3. de gegevensanalyse

  1. Verkregen op de cytometer van de stroom met behulp van een software van de analyse van de cytometry van de stroom gegevens analyseren (zie tabel van materialen).
    1. Set de eerste poort gebaseerd op FSC-A (forward scatter-gebied) vs FSC-H (forward scatter-hoogte) aan afzonderlijke cellen te nemen en exclusief auto-belichting fluorescerende paren van analyse12. Vervolgens gate singlet-gated cellen op basis van SSC-A (kant scatter-gebied) vs FSC-A uit te sluiten van het puin van een autofluorescent.
    2. Analyseren van SSC-A vs FSC-A gated cellen voor de expressie van GFP gebaseerd op WS-A vs GFP-A. Bepaal het percentage GFP + cellen voor elke verdunning van het serum en controle monsters door een hek rond GFP + cellen.
  2. Bepaal het gemiddelde percentage van GFP + cellen voor elk serum monsterverdunning en controleputjes door het verdelen van het totale percentage aan GFP + cellen in de drievoudige putten door 3.
  3. Berekenen vouw-verbetering van infectie door te delen het gemiddelde percentage van GFP + cellen in het serummonsters voor elke verdunning gedeeld door het gemiddelde percentage van GFP + cellen in de RPMI-10 met de RVP (geen serummonster)-controleputjes.
  4. Grafiek vouw-toebehoren (y-as) versus verdunning (x-as), en het uitvoeren van statistische analyse met ANOVA gevolgd door de Tukey post hoc test voor meerdere vergelijkingen.
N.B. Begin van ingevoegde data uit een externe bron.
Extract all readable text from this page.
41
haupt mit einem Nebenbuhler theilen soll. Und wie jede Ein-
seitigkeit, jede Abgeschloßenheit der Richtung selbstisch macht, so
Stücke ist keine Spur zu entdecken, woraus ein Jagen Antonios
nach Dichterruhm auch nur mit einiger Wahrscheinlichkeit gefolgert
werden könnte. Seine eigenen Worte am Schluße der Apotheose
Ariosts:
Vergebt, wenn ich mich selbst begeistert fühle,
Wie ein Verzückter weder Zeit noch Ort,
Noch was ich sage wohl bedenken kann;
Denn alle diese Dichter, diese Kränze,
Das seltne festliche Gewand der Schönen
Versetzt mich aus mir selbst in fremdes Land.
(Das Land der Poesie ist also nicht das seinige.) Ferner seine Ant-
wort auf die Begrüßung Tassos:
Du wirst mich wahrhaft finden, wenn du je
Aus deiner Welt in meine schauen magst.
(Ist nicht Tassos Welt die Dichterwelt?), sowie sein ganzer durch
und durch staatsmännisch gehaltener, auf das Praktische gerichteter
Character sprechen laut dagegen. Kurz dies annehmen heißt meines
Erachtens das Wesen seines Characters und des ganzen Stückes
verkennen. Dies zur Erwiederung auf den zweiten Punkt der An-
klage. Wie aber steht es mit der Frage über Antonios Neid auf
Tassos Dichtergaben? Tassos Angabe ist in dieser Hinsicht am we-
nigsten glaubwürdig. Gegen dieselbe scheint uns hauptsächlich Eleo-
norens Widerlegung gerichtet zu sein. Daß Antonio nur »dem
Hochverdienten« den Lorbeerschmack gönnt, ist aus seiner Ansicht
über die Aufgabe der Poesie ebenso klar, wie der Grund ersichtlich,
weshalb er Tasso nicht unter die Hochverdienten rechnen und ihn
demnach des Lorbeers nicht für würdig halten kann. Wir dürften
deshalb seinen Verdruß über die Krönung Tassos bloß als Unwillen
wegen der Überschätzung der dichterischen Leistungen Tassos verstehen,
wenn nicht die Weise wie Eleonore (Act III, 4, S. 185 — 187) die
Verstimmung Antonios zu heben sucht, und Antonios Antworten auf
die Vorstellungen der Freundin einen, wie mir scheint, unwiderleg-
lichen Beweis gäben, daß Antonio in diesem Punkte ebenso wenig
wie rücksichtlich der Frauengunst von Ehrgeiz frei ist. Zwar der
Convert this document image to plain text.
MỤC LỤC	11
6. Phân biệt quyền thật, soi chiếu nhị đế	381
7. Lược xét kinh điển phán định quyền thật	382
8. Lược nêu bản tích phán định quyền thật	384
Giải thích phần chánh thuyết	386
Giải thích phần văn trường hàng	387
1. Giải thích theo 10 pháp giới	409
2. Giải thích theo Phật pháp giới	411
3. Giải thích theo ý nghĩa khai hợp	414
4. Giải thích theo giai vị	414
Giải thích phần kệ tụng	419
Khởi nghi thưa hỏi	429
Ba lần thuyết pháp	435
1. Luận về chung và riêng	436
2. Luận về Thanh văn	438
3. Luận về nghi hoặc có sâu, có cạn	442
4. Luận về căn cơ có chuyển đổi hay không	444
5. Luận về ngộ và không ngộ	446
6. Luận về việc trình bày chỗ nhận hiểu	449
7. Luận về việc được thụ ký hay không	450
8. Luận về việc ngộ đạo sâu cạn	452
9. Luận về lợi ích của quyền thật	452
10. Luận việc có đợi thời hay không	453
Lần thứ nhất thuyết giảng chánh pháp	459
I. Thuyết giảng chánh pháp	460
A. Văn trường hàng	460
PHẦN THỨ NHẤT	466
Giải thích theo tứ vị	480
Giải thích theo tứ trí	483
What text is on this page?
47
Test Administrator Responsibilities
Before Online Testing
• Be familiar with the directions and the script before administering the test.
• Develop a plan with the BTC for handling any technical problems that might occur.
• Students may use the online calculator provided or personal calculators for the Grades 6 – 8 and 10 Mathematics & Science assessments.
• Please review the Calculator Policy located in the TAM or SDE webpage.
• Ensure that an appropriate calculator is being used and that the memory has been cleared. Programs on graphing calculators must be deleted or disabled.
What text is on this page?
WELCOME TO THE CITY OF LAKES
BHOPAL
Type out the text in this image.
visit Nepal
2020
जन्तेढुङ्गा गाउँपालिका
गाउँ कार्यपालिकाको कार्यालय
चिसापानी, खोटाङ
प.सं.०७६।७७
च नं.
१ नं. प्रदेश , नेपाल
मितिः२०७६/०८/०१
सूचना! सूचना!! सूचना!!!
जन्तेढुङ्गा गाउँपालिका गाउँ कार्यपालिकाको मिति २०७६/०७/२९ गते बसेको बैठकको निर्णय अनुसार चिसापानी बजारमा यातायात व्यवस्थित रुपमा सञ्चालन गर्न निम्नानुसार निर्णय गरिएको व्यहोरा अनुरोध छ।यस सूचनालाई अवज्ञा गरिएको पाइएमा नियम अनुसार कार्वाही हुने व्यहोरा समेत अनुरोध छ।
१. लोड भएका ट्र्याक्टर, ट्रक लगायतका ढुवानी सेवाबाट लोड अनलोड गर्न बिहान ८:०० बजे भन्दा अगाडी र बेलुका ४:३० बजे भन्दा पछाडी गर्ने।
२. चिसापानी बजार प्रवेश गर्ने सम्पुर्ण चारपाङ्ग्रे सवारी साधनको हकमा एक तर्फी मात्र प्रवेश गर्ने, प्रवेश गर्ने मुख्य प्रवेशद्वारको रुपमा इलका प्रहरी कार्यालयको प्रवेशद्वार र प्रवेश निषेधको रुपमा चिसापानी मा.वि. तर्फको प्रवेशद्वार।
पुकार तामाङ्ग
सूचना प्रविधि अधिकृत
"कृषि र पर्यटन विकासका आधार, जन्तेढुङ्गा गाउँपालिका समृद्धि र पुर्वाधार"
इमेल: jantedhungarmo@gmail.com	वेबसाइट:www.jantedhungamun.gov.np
Subscription Required. Please recommend JoVE to your librarian.

Representative Results

Sera van 4 rhesus makaken waren verzameld 16 weken na infectie met ZIKV en getest op hun potentieel om te verbeteren DENV-1, 2, 3 en 4 infecties in K562 cellen. De dieren had piek voorjaarsviremie van ~ 1 x 105 exemplaren ZIKV RNA/ml plasma door dag 3 na infectie die gedaald tot een niveau dat onder de limiet van detectie door 7 dagen na infectie. Geen voorjaarsviremie werd ontdekt in het plasma op 16 weken na infectie. Vervolgens de RVP assay werd uitgevoerd en de verzamelde gegevens werden geanalyseerd, zoals beschreven in het bovenstaande protocol.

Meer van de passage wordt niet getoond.